Structured Markov Models
Ontologies provide knowledge of dependencies among traits. For example, the 'humerus' is a bone that is part of the forelimb. Thus, the presence of a humerus depends on the presence of a forelimb. Treating these as independent characters can result in, for example, ancestral reconstructions in which an organism has a humerus, but lacks a forelimb. Such dependencies can be built into how we model traits by making use of structured markov models (Tarasov, 2018). By structuring the dependencies among traits (as described by (Tarasov, 2018), we can reconstruct not only individual traits, but entire ancestral anatomies in a logically consistent framework. We have developed a stochastic mapping pipeline called PARAMO (Tarasov et al. 2019) that allows users to reconstruct ancestral anatomies, seamlessly moving between levels of anatomical hierarchy to query the phenome and ask questions about evolutionary rates, ancestral states, and character evolution.
Hidden State Models & Gene Regulatory Networks
In addition to modeling the dependencies of characters on each other, proper modeling of dependent phenotypic characters requires inclusion of hidden states (Tarasov, 2018, 2019), that is a character state in which the observable phenotype corresponds to different genetic states. Hidden states add the possibility of incorporating more knowledge regarding the evo-devo of traits and account for evolution of novel phenotypic traits.

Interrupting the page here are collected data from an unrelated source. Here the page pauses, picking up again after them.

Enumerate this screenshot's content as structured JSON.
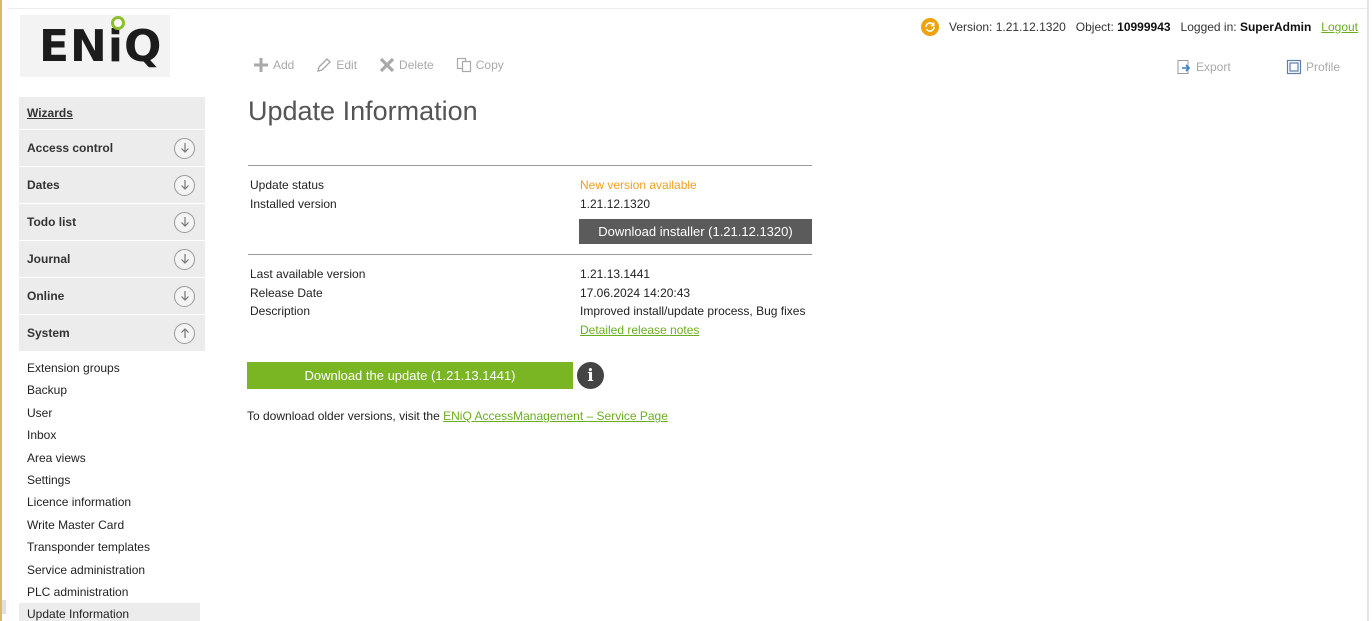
{
  "logo": {
    "text": "ENiQ"
  },
  "toolbar": {
    "add": "Add",
    "edit": "Edit",
    "delete": "Delete",
    "copy": "Copy",
    "export": "Export",
    "profile": "Profile"
  },
  "status": {
    "version_label": "Version: 1.21.12.1320",
    "object_label": "Object:",
    "object_value": "10999943",
    "logged_label": "Logged in:",
    "logged_user": "SuperAdmin",
    "logout": "Logout"
  },
  "sidebar": {
    "wizards": "Wizards",
    "groups": [
      {
        "label": "Access control",
        "state": "collapsed"
      },
      {
        "label": "Dates",
        "state": "collapsed"
      },
      {
        "label": "Todo list",
        "state": "collapsed"
      },
      {
        "label": "Journal",
        "state": "collapsed"
      },
      {
        "label": "Online",
        "state": "collapsed"
      },
      {
        "label": "System",
        "state": "expanded"
      }
    ],
    "system_items": [
      "Extension groups",
      "Backup",
      "User",
      "Inbox",
      "Area views",
      "Settings",
      "Licence information",
      "Write Master Card",
      "Transponder templates",
      "Service administration",
      "PLC administration",
      "Update Information"
    ],
    "active_item": "Update Information"
  },
  "main": {
    "title": "Update Information",
    "update_status_label": "Update status",
    "update_status_value": "New version available",
    "installed_version_label": "Installed version",
    "installed_version_value": "1.21.12.1320",
    "download_installer": "Download installer (1.21.12.1320)",
    "last_version_label": "Last available version",
    "last_version_value": "1.21.13.1441",
    "release_date_label": "Release Date",
    "release_date_value": "17.06.2024 14:20:43",
    "description_label": "Description",
    "description_value": "Improved install/update process, Bug fixes",
    "release_notes_link": "Detailed release notes",
    "download_update": "Download the update (1.21.13.1441)",
    "info_glyph": "i",
    "older_text": "To download older versions, visit the ",
    "older_link": "ENiQ AccessManagement – Service Page"
  },
  "colors": {
    "accent_green": "#7ab524",
    "status_orange": "#f0a020",
    "dark_button": "#5b5b5b"
  }
}
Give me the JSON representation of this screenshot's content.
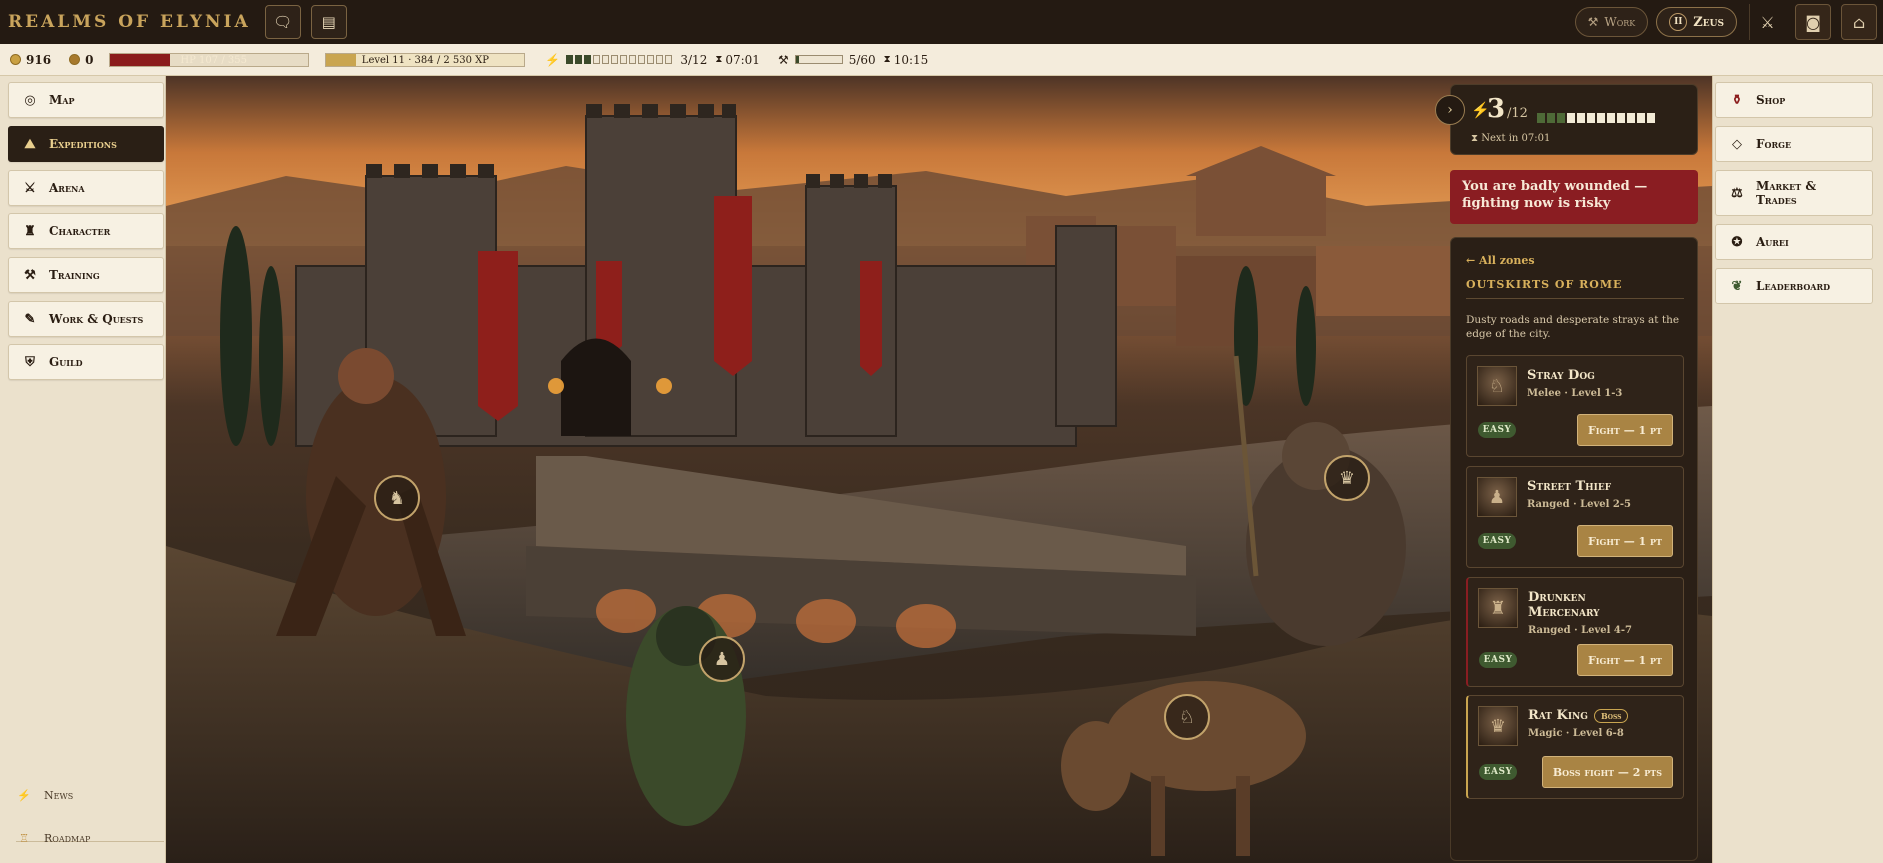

Character construction is the first step of any comparative analysis, and involves categorizing different free-text semantic descriptions (e.g. pectoral fin curved, pectoral fin round, pectoral fin absent, pectoral fin elongate, pectoral fin circular). Some of these phenotypes may be different ways of describing the same phenotypic state, while others may represent mutually exclusive states. This step of character construction has traditionally relied on expert opinion and reasoning. However, with phenotypic ontologies, such information can be automated to allow machine-reasoning to accomplish similar ends, while improving reproducibility. Furthermore, the distinction between character and character state disappears when using properly structured and hidden state models (Tarasov, 2018). We are exploring how this principle can be leveraged in character construction together with semantic similarity (see below) to construct "well-behaved" character codings in phylogenetic analysis.
Evolutionary Enrichment Analyses
Phylogenetic analysis allows researchers to estimate the evolutionary history of phenotypic evolution. As with gene ontologies, we can ask question such as which branches and at which time periods in evolutionary history has there been a particularly rapid rate of change. Ontologies allow to not only ask which characters are enriched on a given branch, but also which concepts are enriched. For example, are features associated with the fin-to-limb developmental transition particularly evolvable during the Devonian? Does a suite of traits related to a specific gene regulatory network demonstrate concerted evolution across the phylogeny?
Semantic similarity metrics measure concept similarity. We are working to integrate semantic similarity metrics into phylogenetic comparative models, as these contain information that allows users to partition, cluster and amalgamate different characters and character states to make sense of evolutionary patterns.